Russie : Un journaliste gay de chez Novaïa Gazeta, menacé d’expulsion tente de se suicider

Après un contrôle d’identité et par décision de justice, les autorités russes ont pris la décision d’expulser Ali Feruz dans son pays d’origine, l’Ouzbékistan. Le journaliste à Novaïa Gazeta,...

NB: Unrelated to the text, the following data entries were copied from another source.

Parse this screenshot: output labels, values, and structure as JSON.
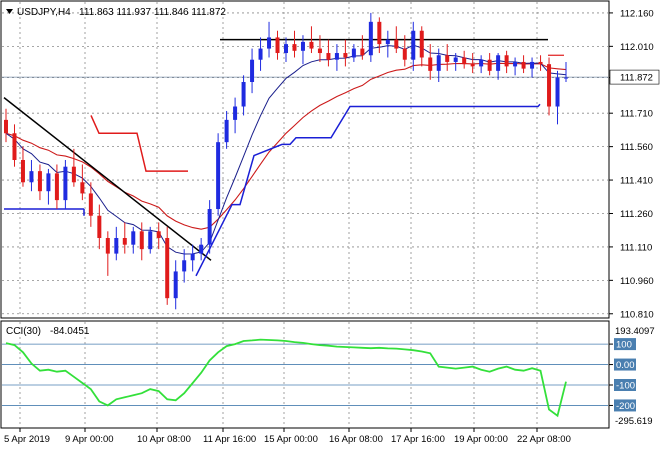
{
  "header": {
    "symbol_tf": "USDJPY,H4",
    "ohlc": "111.863 111.937 111.846 111.872"
  },
  "indicator": {
    "name": "CCI(30)",
    "value": "-84.0451"
  },
  "colors": {
    "bull": "#1f2be0",
    "bear": "#e01b1b",
    "ma_fast": "#1a1f8c",
    "ma_slow": "#cc1a1a",
    "trend": "#000000",
    "stop_blue": "#1a1fd6",
    "stop_red": "#e01b1b",
    "cci": "#33e03a",
    "level": "#4a7fb0",
    "grid": "#8a8a8a"
  },
  "chart_data": [
    {
      "type": "candlestick",
      "price_ticks": [
        "112.160",
        "112.010",
        "111.870",
        "111.710",
        "111.560",
        "111.410",
        "111.260",
        "111.110",
        "110.960",
        "110.810"
      ],
      "last_price": "111.872",
      "ylim": [
        110.8,
        112.2
      ],
      "x_ticks": [
        "5 Apr 2019",
        "9 Apr 00:00",
        "10 Apr 08:00",
        "11 Apr 16:00",
        "15 Apr 00:00",
        "16 Apr 08:00",
        "17 Apr 16:00",
        "19 Apr 00:00",
        "22 Apr 08:00"
      ],
      "candles": [
        [
          111.68,
          111.73,
          111.58,
          111.62
        ],
        [
          111.62,
          111.66,
          111.47,
          111.5
        ],
        [
          111.5,
          111.56,
          111.38,
          111.4
        ],
        [
          111.4,
          111.5,
          111.36,
          111.45
        ],
        [
          111.45,
          111.48,
          111.32,
          111.36
        ],
        [
          111.36,
          111.46,
          111.3,
          111.44
        ],
        [
          111.44,
          111.48,
          111.28,
          111.32
        ],
        [
          111.32,
          111.5,
          111.28,
          111.47
        ],
        [
          111.47,
          111.55,
          111.38,
          111.4
        ],
        [
          111.4,
          111.48,
          111.32,
          111.35
        ],
        [
          111.35,
          111.4,
          111.2,
          111.25
        ],
        [
          111.25,
          111.3,
          111.1,
          111.15
        ],
        [
          111.15,
          111.18,
          110.98,
          111.08
        ],
        [
          111.08,
          111.2,
          111.05,
          111.15
        ],
        [
          111.15,
          111.22,
          111.08,
          111.12
        ],
        [
          111.12,
          111.2,
          111.08,
          111.18
        ],
        [
          111.18,
          111.22,
          111.05,
          111.1
        ],
        [
          111.1,
          111.2,
          111.08,
          111.18
        ],
        [
          111.18,
          111.22,
          111.1,
          111.15
        ],
        [
          111.15,
          111.2,
          110.85,
          110.88
        ],
        [
          110.88,
          111.05,
          110.83,
          111.0
        ],
        [
          111.0,
          111.1,
          110.95,
          111.05
        ],
        [
          111.05,
          111.12,
          111.0,
          111.08
        ],
        [
          111.08,
          111.15,
          111.05,
          111.12
        ],
        [
          111.12,
          111.32,
          111.08,
          111.28
        ],
        [
          111.28,
          111.62,
          111.25,
          111.58
        ],
        [
          111.58,
          111.72,
          111.55,
          111.68
        ],
        [
          111.68,
          111.78,
          111.62,
          111.74
        ],
        [
          111.74,
          111.88,
          111.7,
          111.85
        ],
        [
          111.85,
          112.0,
          111.8,
          111.95
        ],
        [
          111.95,
          112.05,
          111.9,
          112.0
        ],
        [
          112.0,
          112.12,
          111.96,
          112.05
        ],
        [
          112.05,
          112.08,
          111.95,
          111.98
        ],
        [
          111.98,
          112.05,
          111.94,
          112.02
        ],
        [
          112.02,
          112.08,
          111.96,
          111.99
        ],
        [
          111.99,
          112.06,
          111.93,
          112.03
        ],
        [
          112.03,
          112.1,
          111.98,
          112.0
        ],
        [
          112.0,
          112.06,
          111.94,
          111.98
        ],
        [
          111.98,
          112.04,
          111.92,
          111.95
        ],
        [
          111.95,
          112.02,
          111.9,
          111.98
        ],
        [
          111.98,
          112.04,
          111.92,
          111.96
        ],
        [
          111.96,
          112.02,
          111.94,
          112.0
        ],
        [
          112.0,
          112.06,
          111.95,
          111.97
        ],
        [
          111.97,
          112.16,
          111.94,
          112.12
        ],
        [
          112.12,
          112.14,
          111.98,
          112.02
        ],
        [
          112.02,
          112.08,
          111.96,
          112.04
        ],
        [
          112.04,
          112.1,
          111.98,
          112.0
        ],
        [
          112.0,
          112.06,
          111.92,
          111.95
        ],
        [
          111.95,
          112.12,
          111.9,
          112.08
        ],
        [
          112.08,
          112.1,
          111.92,
          111.96
        ],
        [
          111.96,
          112.02,
          111.86,
          111.9
        ],
        [
          111.9,
          112.0,
          111.85,
          111.97
        ],
        [
          111.97,
          112.02,
          111.9,
          111.94
        ],
        [
          111.94,
          111.98,
          111.9,
          111.96
        ],
        [
          111.96,
          111.99,
          111.91,
          111.93
        ],
        [
          111.93,
          111.98,
          111.89,
          111.92
        ],
        [
          111.92,
          111.97,
          111.89,
          111.95
        ],
        [
          111.95,
          111.98,
          111.88,
          111.9
        ],
        [
          111.9,
          111.98,
          111.86,
          111.97
        ],
        [
          111.97,
          111.99,
          111.89,
          111.92
        ],
        [
          111.92,
          111.96,
          111.88,
          111.94
        ],
        [
          111.94,
          111.97,
          111.89,
          111.91
        ],
        [
          111.91,
          111.96,
          111.87,
          111.94
        ],
        [
          111.94,
          111.97,
          111.9,
          111.93
        ],
        [
          111.93,
          111.96,
          111.7,
          111.74
        ],
        [
          111.74,
          111.9,
          111.66,
          111.87
        ],
        [
          111.87,
          111.94,
          111.85,
          111.87
        ]
      ]
    },
    {
      "type": "line",
      "title": "CCI(30)",
      "levels": [
        "100",
        "0.00",
        "-100",
        "-200"
      ],
      "ylim": [
        -295.619,
        193.4097
      ],
      "ymax_label": "193.4097",
      "ymin_label": "-295.619",
      "values": [
        105,
        95,
        60,
        5,
        -30,
        -25,
        -35,
        -30,
        -60,
        -90,
        -120,
        -180,
        -200,
        -170,
        -160,
        -150,
        -140,
        -120,
        -130,
        -170,
        -175,
        -140,
        -90,
        -40,
        20,
        60,
        90,
        100,
        115,
        118,
        122,
        120,
        118,
        115,
        110,
        106,
        100,
        95,
        92,
        88,
        86,
        84,
        82,
        80,
        82,
        79,
        78,
        74,
        70,
        64,
        55,
        -10,
        -15,
        -20,
        -15,
        -10,
        -25,
        -35,
        -20,
        -10,
        -25,
        -30,
        -18,
        -30,
        -220,
        -250,
        -84
      ]
    }
  ]
}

Après un contrôle d’identité et par décision de justice, les autorités russes ont pris la décision d’expulser Ali Feruz dans son pays d’origine, l’Ouzbékistan. Le journaliste à Novaïa Gazeta, la presse qui a révélé la « purge gay » en Tchétchénie, a tenté de se suicider. Ce dernier craint de retourner dans un pays où il a déjà été torturé pour son orientation sexuelle.

 

Ali Feruz et les journalistes de Novaïa Gazeta

 

Ses articles, il ne les signe qu’avec un nom d’emprunt, Ali Feruz. Son métier de journaliste, il le fait sous couverture. Une preuve de la difficulté d’exercer en Russie. Khoudoberdi Nourmatov, de son vrai nom, fait partie des journalistes de Novaïa Gazeta. Le journal d’opposition a notamment dénoncé les persécutions et tortures faites aux gays en Tchétchénie.

Le 1er août, il se fait arrêter par la police pour un contrôle d’identité, et est transféré dans un commissariat de Moscou. Présenté devant un juge le lendemain, l’annonce de son expulsion tombe. Les autorités veulent le renvoyer en Ouzbékistan. Lui-même victime de torture et d’homophobie grave dans son pays, il tente de s’ouvrir les veines avec un stylo. Les huissiers présents lors de l’audience l’en empêchent.

Un homme qui dérange

Ali Feruz est une vraie épine dans le pied du gouvernement. Il est tout ce que les autorités détestent. Ouvertement gay, militant pour les droits de l’Homme et journaliste. La Russie occupe la 169e place sur 180 au classement mondial 2017 de la liberté de la presse. C’est aussi un pays où l’homosexualité entre hommes est passible de trois ans d’emprisonnement. De nombreux rapports mettent également en exergue un usage généralisé de la torture dans les geôles ouzbèkes.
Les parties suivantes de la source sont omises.